India’s official narrative benefits from these ambiguities, presenting inflated numbers that appear impressive but do not reflect actual immunisation rates. By claiming “millions vaccinated” while verified figures show only 300,000 doses administered in 25 days, India exemplifies how reporting systems can be manipulated to project success while masking shortfalls.
Analytical Projection For 2026
At the current pace (~12,000 claimed vaccinations per day), India will vaccinate 1.1–1.2 million girls in 90 days, or 10–11% of the target. Even with acceleration to 40,000 per day, coverage would reach only ~31%. Only at an ambitious pace of 100,000 per day could India approach ~78% of the target. This is impossible to achieve as even the 10% target is unachievable as 99% of targeted girls are not taking HPV Shots in 2026.
In fact, due to the the “Lies Model” of Modi govt, it is even difficult to believe that 3 lakh girls have already taken these HPV Death Shots.
Stay away and stay protected and do not fall for the lies of Modi govt once more.
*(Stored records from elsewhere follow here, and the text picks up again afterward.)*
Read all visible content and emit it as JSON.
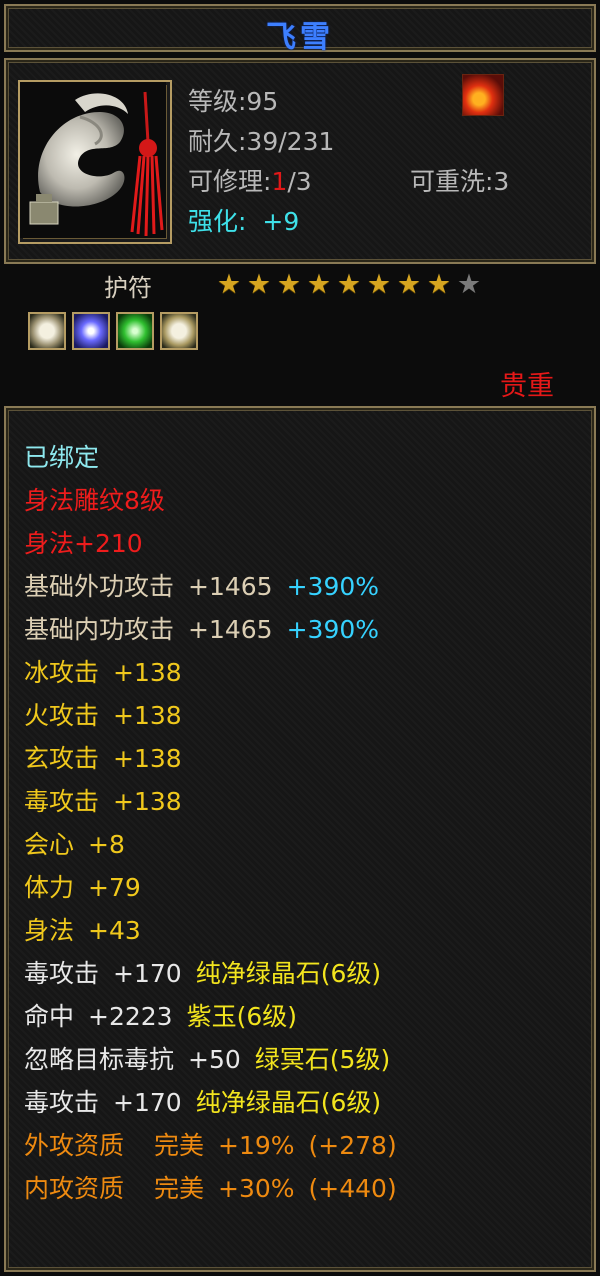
{
  "title": "飞雪",
  "colors": {
    "title": "#3d7fff",
    "border": "#8a7a55",
    "rarity": "#e41818",
    "stars_on": "#d6a520",
    "stars_off": "#7a7a7a"
  },
  "info": {
    "level": "等级:95",
    "durability": "耐久:39/231",
    "repair_label": "可修理:",
    "repair_count": "1",
    "repair_max": "/3",
    "rewash": "可重洗:3",
    "enhance_label": "强化:",
    "enhance_value": "+9",
    "item_icon": "jade-pendant-icon",
    "element_icon": "fire-icon"
  },
  "charm": {
    "label": "护符",
    "stars_filled": 8,
    "stars_total": 9,
    "gem_icons": [
      "pale-gem-icon",
      "blue-gem-icon",
      "green-gem-icon",
      "pale-gem-icon"
    ],
    "rarity": "贵重"
  },
  "stats": {
    "bound": "已绑定",
    "engrave": "身法雕纹8级",
    "agility_bonus": "身法+210",
    "outer_attack": {
      "name": "基础外功攻击",
      "value": "+1465",
      "pct": "+390%"
    },
    "inner_attack": {
      "name": "基础内功攻击",
      "value": "+1465",
      "pct": "+390%"
    },
    "ice": {
      "name": "冰攻击",
      "value": "+138"
    },
    "fire": {
      "name": "火攻击",
      "value": "+138"
    },
    "mystic": {
      "name": "玄攻击",
      "value": "+138"
    },
    "poison": {
      "name": "毒攻击",
      "value": "+138"
    },
    "crit": {
      "name": "会心",
      "value": "+8"
    },
    "stamina": {
      "name": "体力",
      "value": "+79"
    },
    "agility": {
      "name": "身法",
      "value": "+43"
    },
    "gem1": {
      "name": "毒攻击",
      "value": "+170",
      "gem": "纯净绿晶石(6级)"
    },
    "gem2": {
      "name": "命中",
      "value": "+2223",
      "gem": "紫玉(6级)"
    },
    "gem3": {
      "name": "忽略目标毒抗",
      "value": "+50",
      "gem": "绿冥石(5级)"
    },
    "gem4": {
      "name": "毒攻击",
      "value": "+170",
      "gem": "纯净绿晶石(6级)"
    },
    "outer_quality": {
      "name": "外攻资质",
      "grade": "完美",
      "pct": "+19%",
      "bonus": "(+278)"
    },
    "inner_quality": {
      "name": "内攻资质",
      "grade": "完美",
      "pct": "+30%",
      "bonus": "(+440)"
    }
  }
}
You have already been fooled by the COVID-19 Plandemic and COVID-19 Death Shots of Modi govt.
Conclusion
India’s adoption of the single‑dose HPV vaccination norm is a desperate step and the reality of coverage is far less impressive than official claims suggest. From negligible uptake after the 2010–2012 controversy to only claimed but suspected 300,000 girls vaccinated in the first month of 2026, progress remains modest. The government’s narrative of “millions vaccinated” exaggerates early achievements, masking the fact that the campaign is behind schedule. Unless the pace accelerates dramatically, India will end its first 90‑day campaign with 10–12% coverage, far short of the ambitious 1.15 crore target. But even 2% target is next to impossible if we take into account actual vaccination stats and truth and not typical lies of Modi govt.
The evidence from infertility reporting and WHO’s HPV data systems shows that India’s exaggeration is not an isolated case but part of a broader pattern of statistical manipulation. Transparent reporting and independent verification are essential if India is to truly lead in cervical cancer prevention rather than merely claim success.